For starters, the main character resides in metropolitan New York, has a quirky roommate and is a published journalist. But the similarity doesn't end there. She also has thick, luxurious hair, perfect skin and a kickin' wardrobe. Crazy, right? I've put a lawyer on retainer so I can sue for my portion of the rights.

Wait a second.

What I meant to say is that what I have in common with the main character is her obsession with fashion, sales, and her resulting credit card debt.

Darn. The other stuff was waaaay more fun.

Actually, I should put my entire interest in fashion and shopping in the past tense. I used to be drawn to the mall like Tiger Woods to a cocktail waitress. I used to be able to lug a 20 pound purse, apply liquid eyeliner, weigh the merits of the inner pocket on a handbag, gab on the phone and suck on a venti sugar free latte all at the same time. Sadly, now all I can do is count on one hand how many times I've been to Macy's in the past two years while watching The People's Court.

It's not that the money has run out (I'm lying). It's just that dressing provocatively doesn't fit my lifestyle anymore. I spent a long time trying not to look like a stay at home mother of two. I'd dash from store to store every weekend snapping up bargains on clothes that would only be appropriate if worn to the Blue Banana after 2:00am and accessorized with slurred speech. My husband used to cringe every time I'd dump out the contents of a bag. I'm convinced he thought I was moonlighting as a sexy decoy on The Maury Show.

But somewhere along the line I lost the thrill of the hunt and my American Express. Constantly taping daring necklines to my decollete was giving me rashes and girdle panties were interfering with my kidney function, so I traded in my sequined silk tanks and tailored skirts for high waisted jeans and cotton tees. If you don't have kids yet and you can't possibly imagine you'll let yourself go, just wait. The descent into comfortable sweaters happens gradually over time. Already gone from heels to flats? I welcome you.

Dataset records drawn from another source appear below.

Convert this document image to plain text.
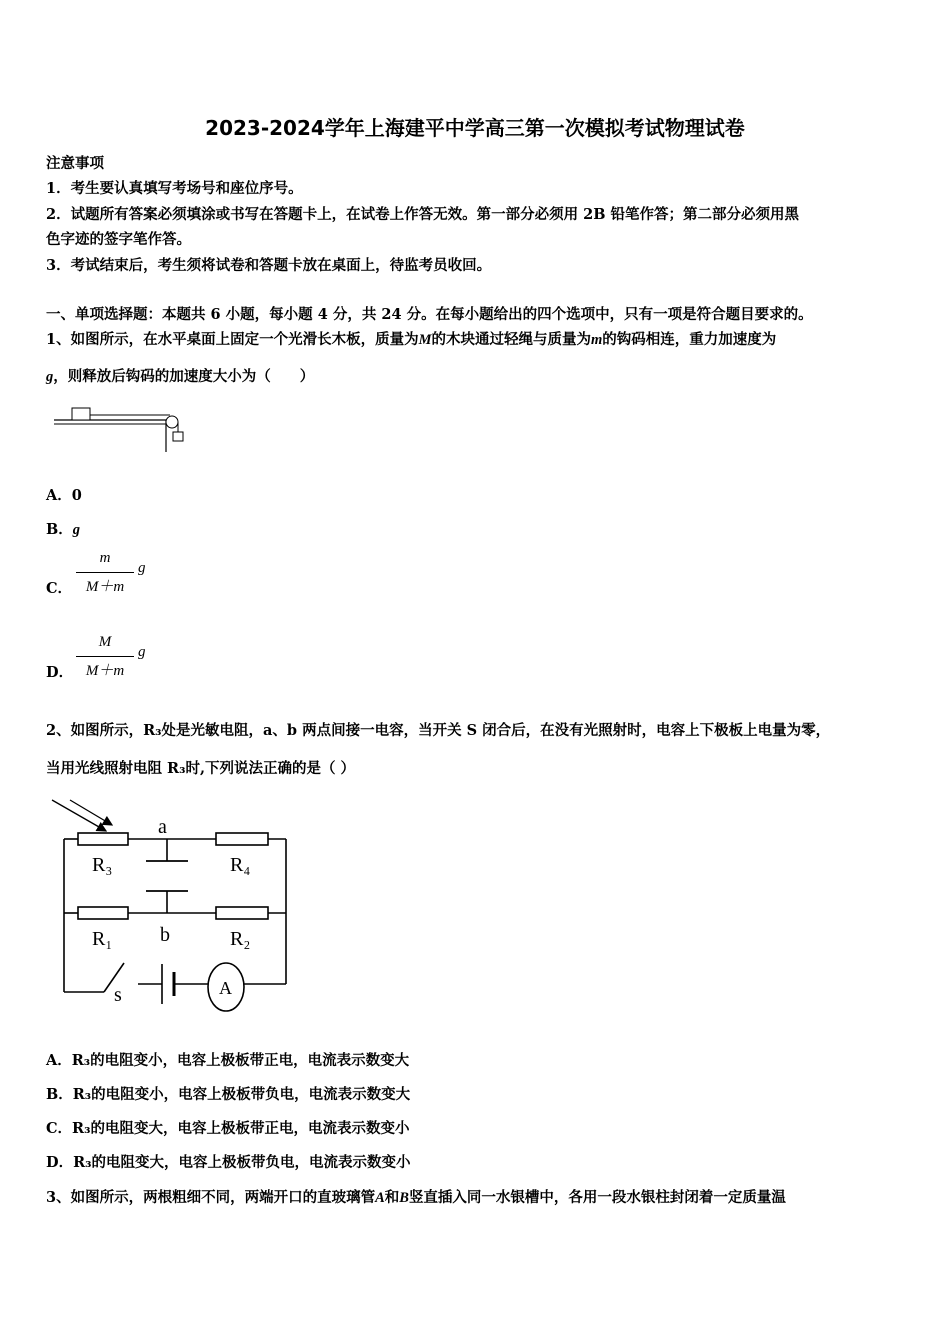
2023-2024学年上海建平中学高三第一次模拟考试物理试卷
注意事项
1．考生要认真填写考场号和座位序号。
2．试题所有答案必须填涂或书写在答题卡上，在试卷上作答无效。第一部分必须用 2B 铅笔作答；第二部分必须用黑
色字迹的签字笔作答。
3．考试结束后，考生须将试卷和答题卡放在桌面上，待监考员收回。
一、单项选择题：本题共 6 小题，每小题 4 分，共 24 分。在每小题给出的四个选项中，只有一项是符合题目要求的。
1、如图所示，在水平桌面上固定一个光滑长木板，质量为M的木块通过轻绳与质量为m的钩码相连，重力加速度为
g，则释放后钩码的加速度大小为（　　）
A．0
B．g
C．
m
M＋m
g
D．
M
M＋m
g
2、如图所示，R₃处是光敏电阻，a、b 两点间接一电容，当开关 S 闭合后，在没有光照射时，电容上下极板上电量为零，
当用光线照射电阻 R₃时,下列说法正确的是（ ）
a
b
R₃	R₄
R₁	R₂
s	A
A．R₃的电阻变小，电容上极板带正电，电流表示数变大
B．R₃的电阻变小，电容上极板带负电，电流表示数变大
C．R₃的电阻变大，电容上极板带正电，电流表示数变小
D．R₃的电阻变大，电容上极板带负电，电流表示数变小
3、如图所示，两根粗细不同，两端开口的直玻璃管A和B竖直插入同一水银槽中，各用一段水银柱封闭着一定质量温
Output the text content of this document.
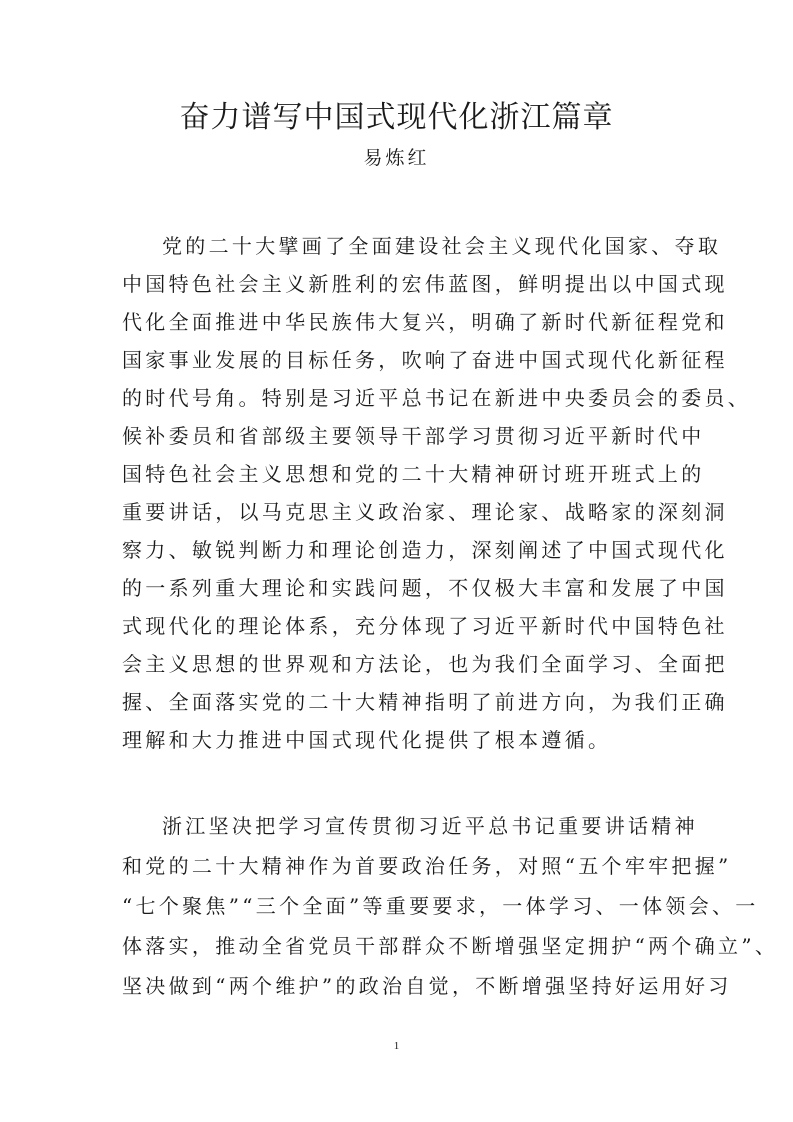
奋力谱写中国式现代化浙江篇章
易炼红
党的二十大擘画了全面建设社会主义现代化国家、夺取
中国特色社会主义新胜利的宏伟蓝图，鲜明提出以中国式现
代化全面推进中华民族伟大复兴，明确了新时代新征程党和
国家事业发展的目标任务，吹响了奋进中国式现代化新征程
的时代号角。特别是习近平总书记在新进中央委员会的委员、
候补委员和省部级主要领导干部学习贯彻习近平新时代中
国特色社会主义思想和党的二十大精神研讨班开班式上的
重要讲话，以马克思主义政治家、理论家、战略家的深刻洞
察力、敏锐判断力和理论创造力，深刻阐述了中国式现代化
的一系列重大理论和实践问题，不仅极大丰富和发展了中国
式现代化的理论体系，充分体现了习近平新时代中国特色社
会主义思想的世界观和方法论，也为我们全面学习、全面把
握、全面落实党的二十大精神指明了前进方向，为我们正确
理解和大力推进中国式现代化提供了根本遵循。
浙江坚决把学习宣传贯彻习近平总书记重要讲话精神
和党的二十大精神作为首要政治任务，对照“五个牢牢把握”
“七个聚焦”“三个全面”等重要要求，一体学习、一体领会、一
体落实，推动全省党员干部群众不断增强坚定拥护“两个确立”、
坚决做到“两个维护”的政治自觉，不断增强坚持好运用好习
1
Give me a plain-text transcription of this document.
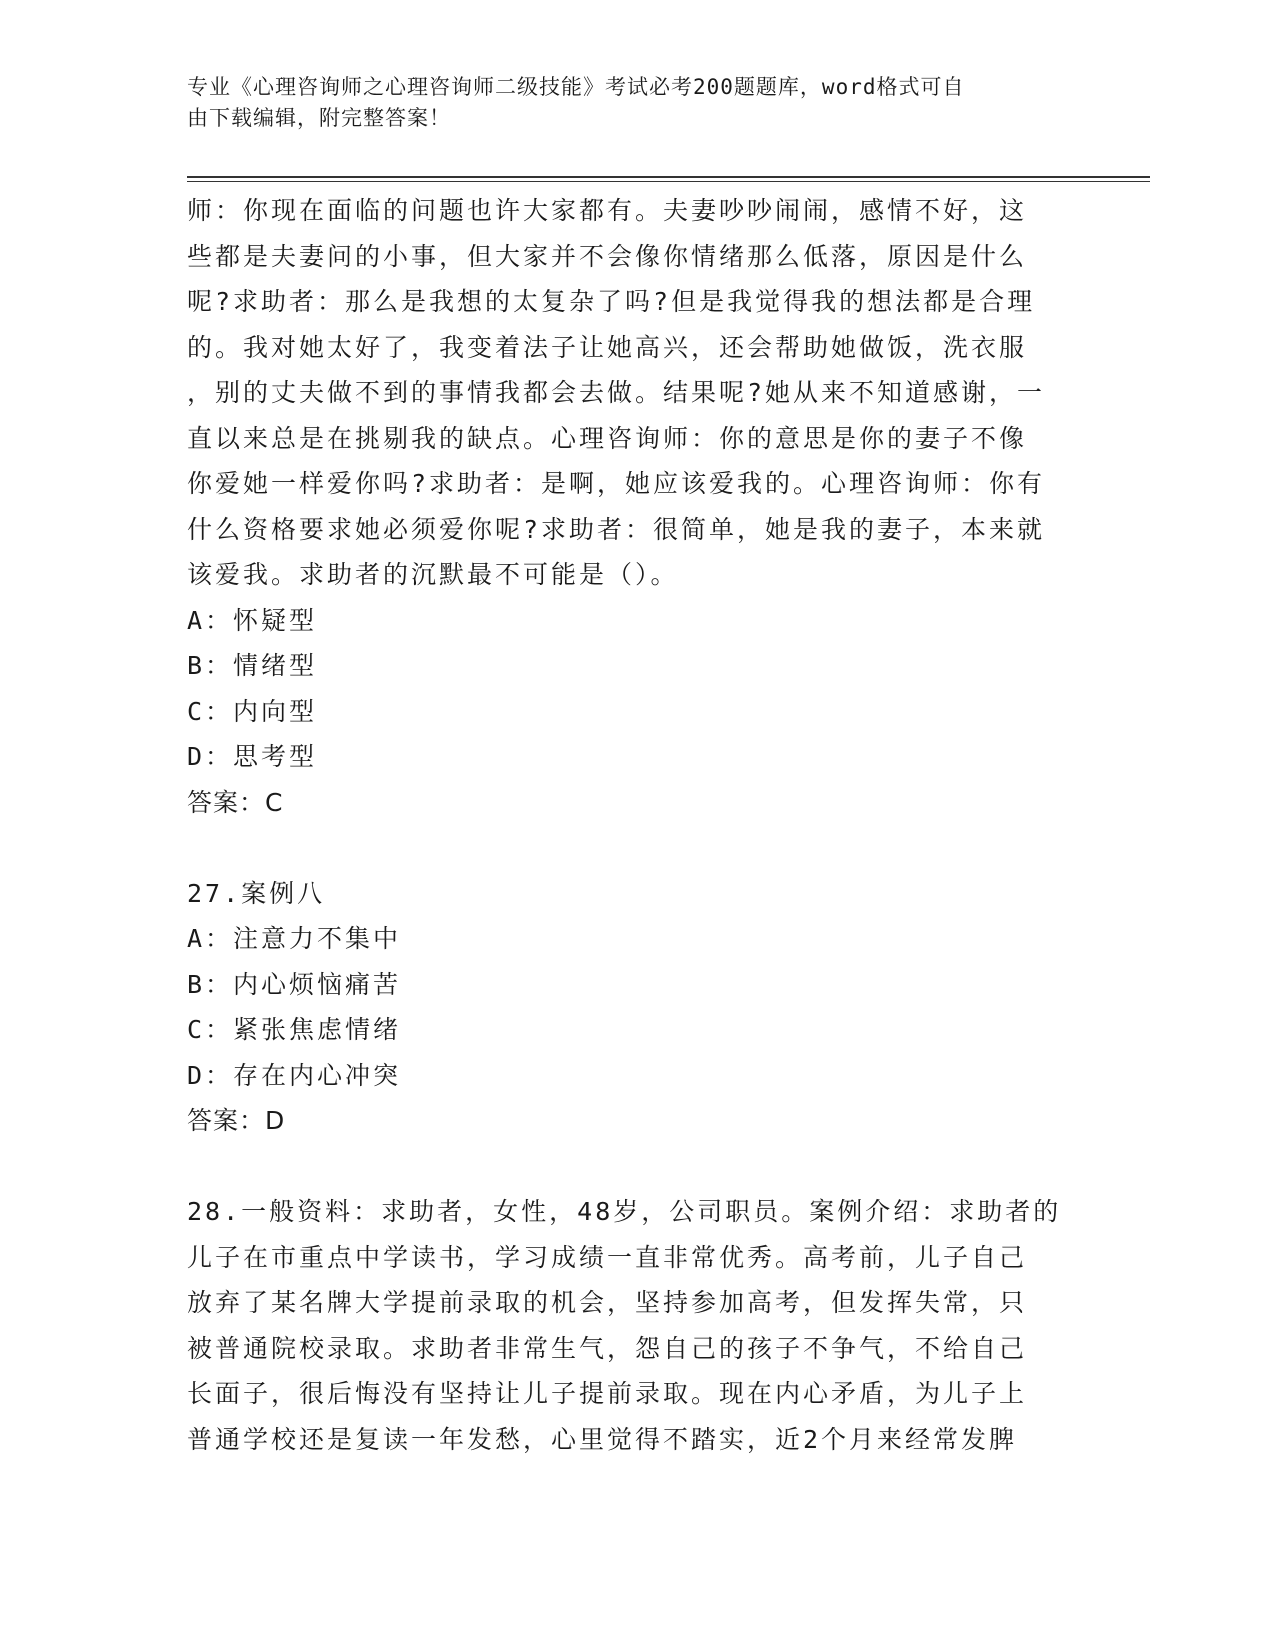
专业《心理咨询师之心理咨询师二级技能》考试必考200题题库，word格式可自
由下载编辑，附完整答案！
师：你现在面临的问题也许大家都有。夫妻吵吵闹闹，感情不好，这
些都是夫妻问的小事，但大家并不会像你情绪那么低落，原因是什么
呢?求助者：那么是我想的太复杂了吗?但是我觉得我的想法都是合理
的。我对她太好了，我变着法子让她高兴，还会帮助她做饭，洗衣服
，别的丈夫做不到的事情我都会去做。结果呢?她从来不知道感谢，一
直以来总是在挑剔我的缺点。心理咨询师：你的意思是你的妻子不像
你爱她一样爱你吗?求助者：是啊，她应该爱我的。心理咨询师：你有
什么资格要求她必须爱你呢?求助者：很简单，她是我的妻子，本来就
该爱我。求助者的沉默最不可能是（）。
A：怀疑型
B：情绪型
C：内向型
D：思考型
答案：C
27.案例八
A：注意力不集中
B：内心烦恼痛苦
C：紧张焦虑情绪
D：存在内心冲突
答案：D
28.一般资料：求助者，女性，48岁，公司职员。案例介绍：求助者的
儿子在市重点中学读书，学习成绩一直非常优秀。高考前，儿子自己
放弃了某名牌大学提前录取的机会，坚持参加高考，但发挥失常，只
被普通院校录取。求助者非常生气，怨自己的孩子不争气，不给自己
长面子，很后悔没有坚持让儿子提前录取。现在内心矛盾，为儿子上
普通学校还是复读一年发愁，心里觉得不踏实，近2个月来经常发脾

Now if I want to add flair to an outift I wrap a scarf around my neck like an apathetic art student. If I'm going out I put on some outrageous, migraine inducing earrings. And I gave myself one glorious, golden fashion rule: If I can bend over without my underwear being sucked into a crevice faster than a Kleenex in a vacuum, it's a winner. I've never gone wrong.

In repentence, I've given everything from the "old me" away.

Gone is the leopard print trench.
Gone are the pointy-toe knee high boots.
Gone is the black bubble mini skirt.

It's okay, though. My Fruit of the Loom's are right where they are meant to be and I'm not cracking any ribs in Spanx. My husband seems pleased with my inclination toward modesty, as well.

But every once in awhile I think he wouldn't mind a wardrobe malfunction.